Du côté américain, HD Tracks, issu du label audiophile Cheksy, est en train de devenir une référence de boutique en-ligne, passant récemment en deuxième vitesse. Oui, oui, malgré la laideur relative de l’interface, le manque d’information sur les éditions mises-en-ligne, les PDF des pochettes à résolution plutôt décevantes et les prix élevés des éditions haute-résolution. Car il devient difficile de contenir son excitation, chaque vendredi, en voyant l’éventail des nouveautés qui y atterrissent  On ne parle plus d’arrivées tardives de disques en fin de course au hit-parade ou de disques audiophiles impeccablement enregistrées mais ennuyeux comme une belle pluie d’automne. On parle d’un catalogue riche, on parle exclusivités, on parle nouveautés, on parle matériel difficile à trouver sous sa forme physique à moins de commander par Internet!

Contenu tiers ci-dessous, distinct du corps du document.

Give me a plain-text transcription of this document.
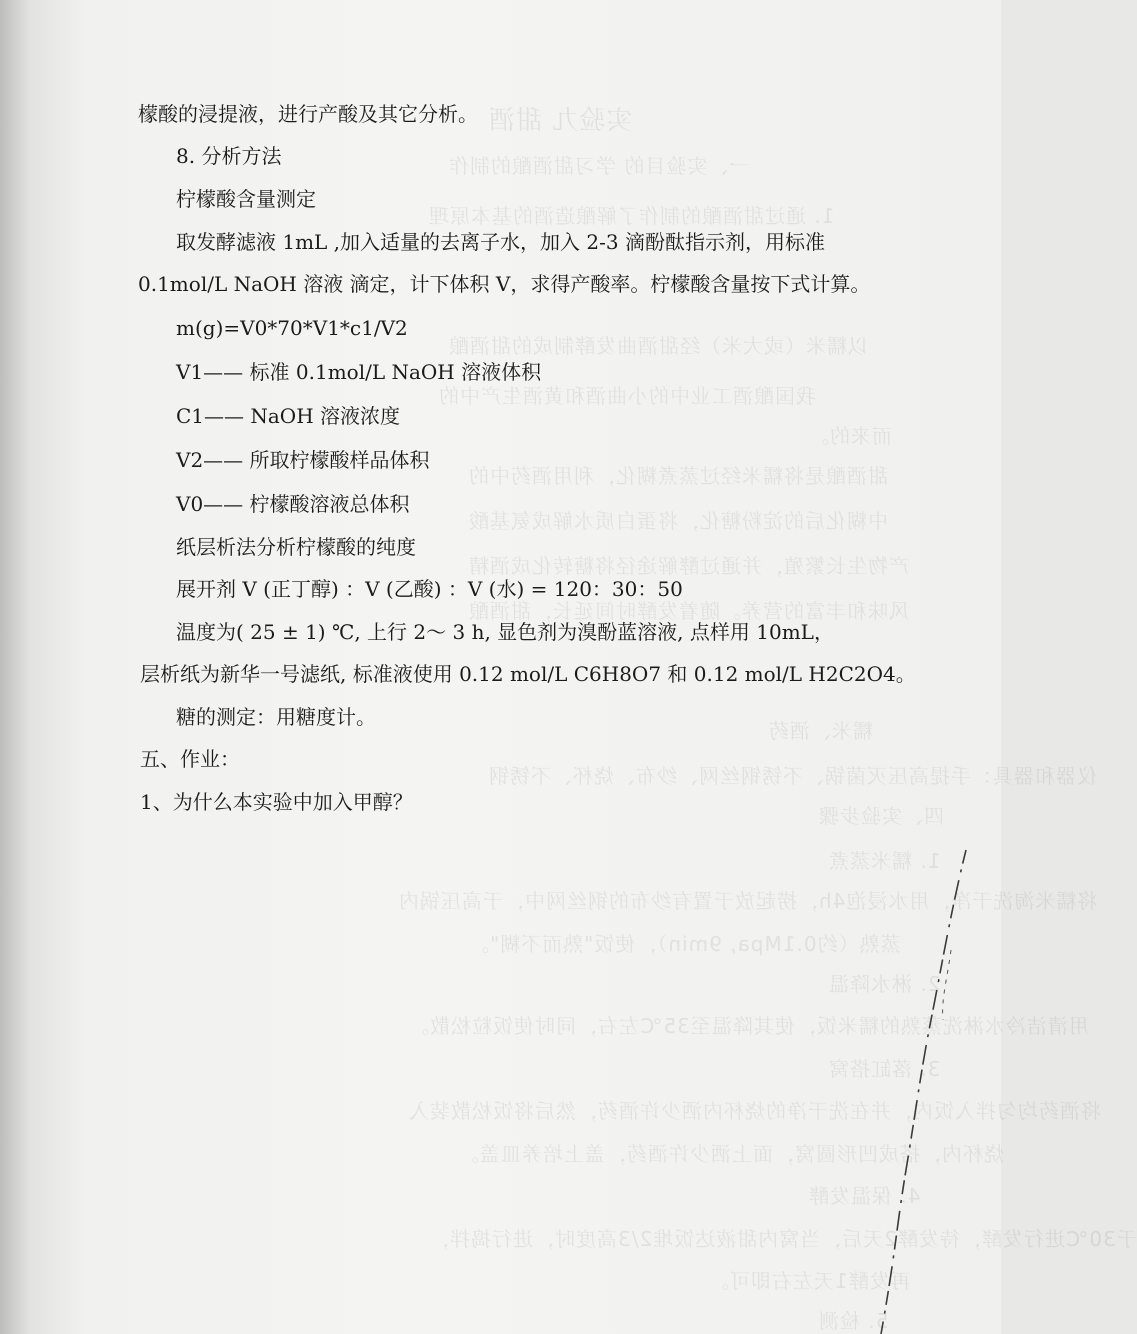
实验九 甜酒
一、实验目的 学习甜酒酿的制作
1. 通过甜酒酿的制作了解酿造酒的基本原理
以糯米（或大米）经甜酒曲发酵制成的甜酒酿
我国酿酒工业中的小曲酒和黄酒生产中的
而来的。
甜酒酿是将糯米经过蒸煮糊化，利用酒药中的
中糊化后的淀粉糖化，将蛋白质水解成氨基酸
产物生长繁殖，并通过酵解途径将糖转化成酒精
风味和丰富的营养。随着发酵时间延长，甜酒酿
糯米、酒药
仪器和器具：手提高压灭菌锅、不锈钢丝网、纱布、烧杯、不锈钢
四、实验步骤
1. 糯米蒸煮
将糯米淘洗干净，用水浸泡4h，捞起放于置有纱布的钢丝网中，于高压锅内
蒸熟（约0.1Mpa, 9min），使饭"熟而不糊"。
2. 淋水降温
用清洁冷水淋洗蒸熟的糯米饭，使其降温至35℃左右，同时使饭粒松散。
3. 落缸搭窝
将酒药均匀拌入饭内，并在洗干净的烧杯内洒少许酒药，然后将饭松散装入
烧杯内，搭成凹形圆窝，面上洒少许酒药，盖上培养皿盖。
4. 保温发酵
于30℃进行发酵，待发酵2天后，当窝内甜液达饭堆2/3高度时，进行捣拌，
再发酵1天左右即可。
5. 检测
檬酸的浸提液，进行产酸及其它分析。
8. 分析方法
柠檬酸含量测定
取发酵滤液 1mL ,加入适量的去离子水，加入 2-3 滴酚酞指示剂，用标准
0.1mol/L NaOH 溶液 滴定，计下体积 V，求得产酸率。柠檬酸含量按下式计算。
m(g)=V0*70*V1*c1/V2
V1—— 标准 0.1mol/L NaOH 溶液体积
C1—— NaOH 溶液浓度
V2—— 所取柠檬酸样品体积
V0—— 柠檬酸溶液总体积
纸层析法分析柠檬酸的纯度
展开剂 V (正丁醇) ：V (乙酸) ：V (水) = 120：30：50
温度为( 25 ± 1) ℃, 上行 2～ 3 h, 显色剂为溴酚蓝溶液, 点样用 10mL，
层析纸为新华一号滤纸, 标准液使用 0.12 mol/L C6H8O7 和 0.12 mol/L H2C2O4。
糖的测定：用糖度计。
五、作业：
1、为什么本实验中加入甲醇？
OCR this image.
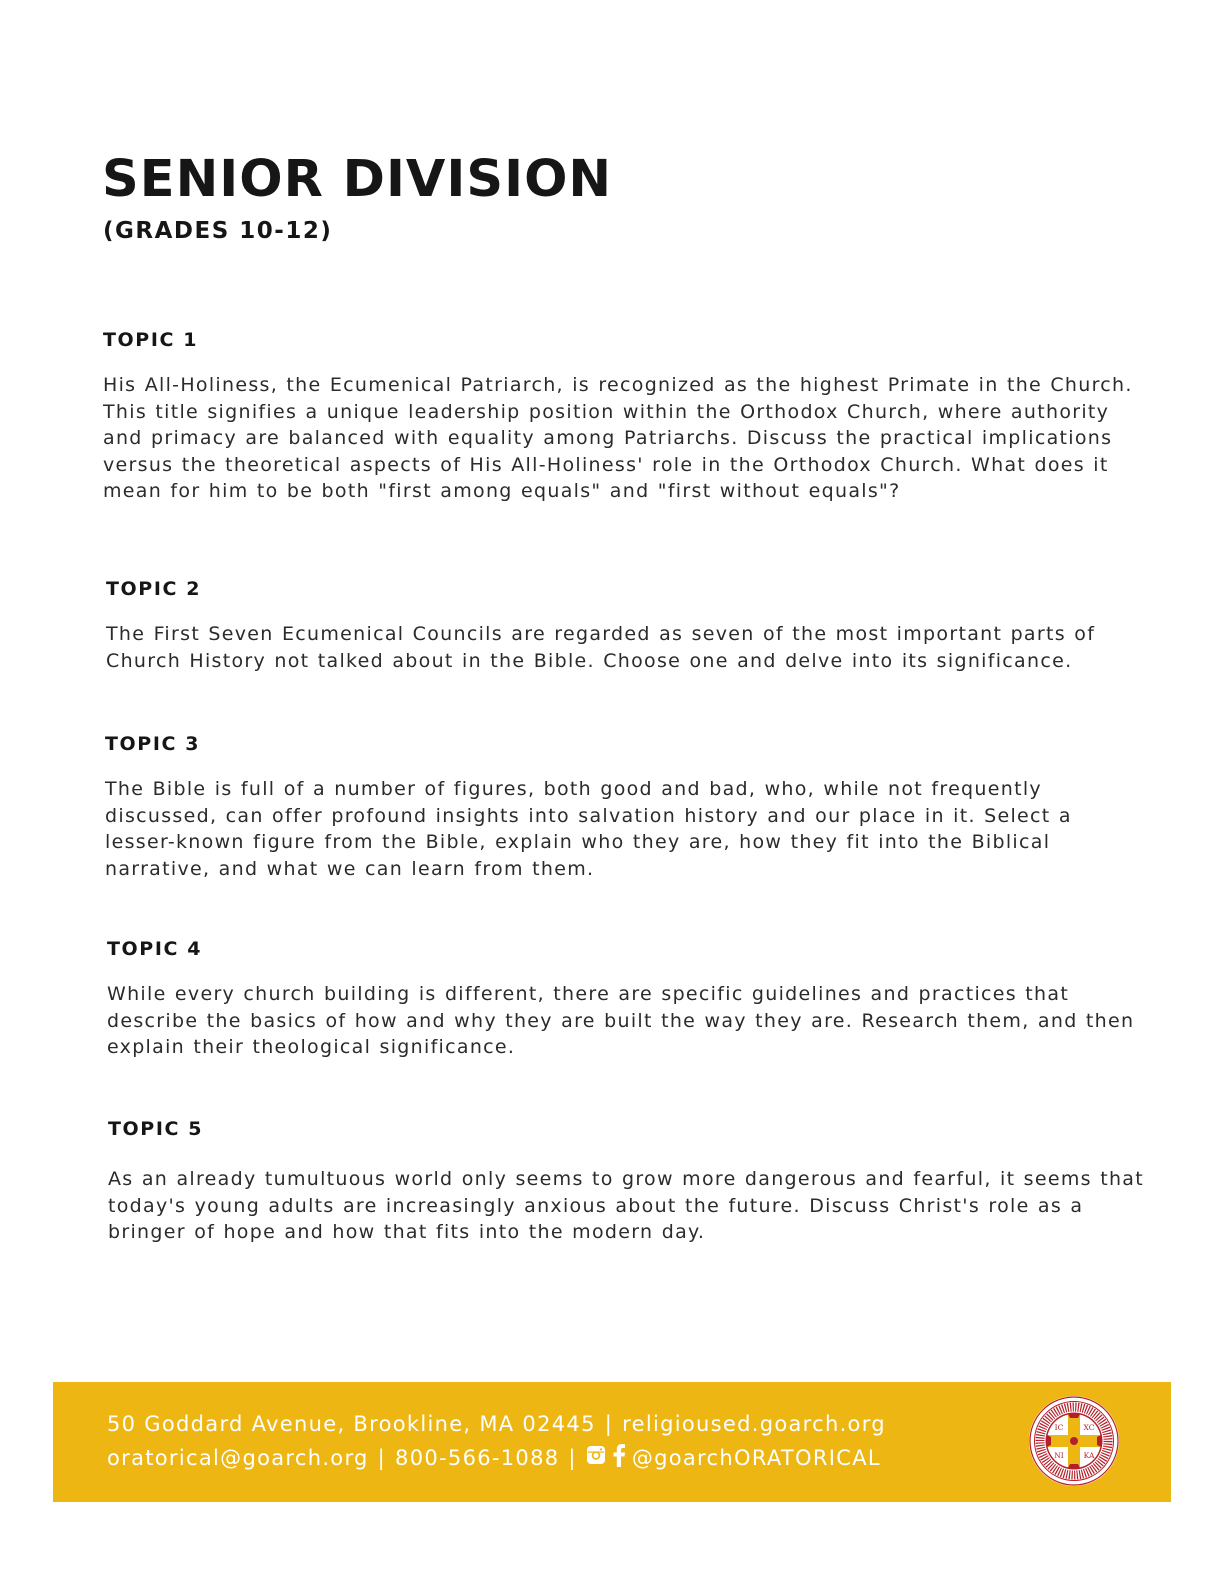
SENIOR DIVISION
(GRADES 10-12)
TOPIC 1

His All-Holiness, the Ecumenical Patriarch, is recognized as the highest Primate in the Church. This title signifies a unique leadership position within the Orthodox Church, where authority and primacy are balanced with equality among Patriarchs. Discuss the practical implications versus the theoretical aspects of His All-Holiness' role in the Orthodox Church. What does it mean for him to be both "first among equals" and "first without equals"?

TOPIC 2

The First Seven Ecumenical Councils are regarded as seven of the most important parts of Church History not talked about in the Bible. Choose one and delve into its significance.

TOPIC 3

The Bible is full of a number of figures, both good and bad, who, while not frequently discussed, can offer profound insights into salvation history and our place in it. Select a lesser-known figure from the Bible, explain who they are, how they fit into the Biblical narrative, and what we can learn from them.

TOPIC 4

While every church building is different, there are specific guidelines and practices that describe the basics of how and why they are built the way they are. Research them, and then explain their theological significance.

TOPIC 5

As an already tumultuous world only seems to grow more dangerous and fearful, it seems that today's young adults are increasingly anxious about the future. Discuss Christ's role as a bringer of hope and how that fits into the modern day.

50 Goddard Avenue, Brookline, MA 02445 | religioused.goarch.org
oratorical@goarch.org | 800-566-1088 |	@goarchORATORICAL
IC	XC
NI	KA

Ainsi, à peine quelques jours après son arrivée en magasin, la version la plus « audiophile » du Celebration Day de Led Zeppelin (on parle de l’édition Blu-Ray audio) est déjà chez HD Tracks et peut atterrir dans votre serveur en quelques minutes. En allant commander votre « copie », je vous invite à déambuler dans le rayon « Spéciaux de la semaine ». Vous y trouverez rien de moins que la version 24/96 du dernier Kate Bush, le magnifique 50 Words For Snow, à moins de 14$, ce qui est, de quelque manière qu’on y regarde, un sapré bon deal (et une magnifique édition audiophile)! Dans la même section et au même prix, vous pourrez vous procurer le dernier Tom Waits, 24/96 lui aussi. Vous avez la nostalgie des années ’60? Une édition haute-résolution du Pearl de Janis Joplin vient d’apparaître, en 24/96 et en 24/192! Ça commence à ressembler à des exclusivités intéressantes. Et vous ne les trouverez pas à votre disquaire préféré, aussi compétent et à l’affût soit-il!.

Vous êtes Blue Note? Il y a chez HD Tracks un éventail d’éditions exclusives masterées par Alan Yoshida, probablement l’ingénieur au mastering le plus reconnu du genre, celui dont le nom orne les meilleurs XRCD que vous achetez chaque année au SSI pour 30$ ou plus! 18$ pour une édition hires de Midnight Blue de Sidewinder, Blue Train, Out To Lunch???

Ne me parlez pas de la minceur du catalogue! Je suis tombé, à mon étonnement total, sur une section Tzadik chez HD Tracks. Vous ne connaissez pas Tzadik? Il s’agit de l’étiquette super-pointue de John Zorn, qui depuis une quinzaine d’années, sort de 3 à 4 disques par mois de la meilleure musique actuelle (au sens Victoriaville du terme). Le florilège Masada, c’est chez Tzadik qu’il se trouve: Electric Masada, Masada String Trio, Masada Quintet. Des disques magnifiques, exigeants, de magnifiques enregistrements/masterings en plus. Vous trouverez quelques disques Tzadik chez Archambault à 25 ou 30$. Quand j’en trouve dans les boutiques de seconde main, j’achète sans hésiter, car ils sont rares. Et bien, j’avais envie de me taper un festival John Zorn ce week-end et j’ai trouvé, pour 13$/pièce, une vaste et superbe sélection chez HD Tracks, dont le magnifique disque de violoncelle solo de Erik FriedlanderBook of Angels, Vol. 8: Volac, dont j’ai lu une critique hyper-enthousiaste il y a quelques années. Ça c’est exactement ce que j’espère quand j’entre dans une boutique de disques: trouver une perle rare à un prix raisonnable!

La résolution des pochettes et livrets, fournis en PDF: suffisante pour l’écran d’ordinateur, mais nettement insuffisante pour l’amateur le plus exigeant. Ne pensez pas l’imprimer, le résultat sera décevant!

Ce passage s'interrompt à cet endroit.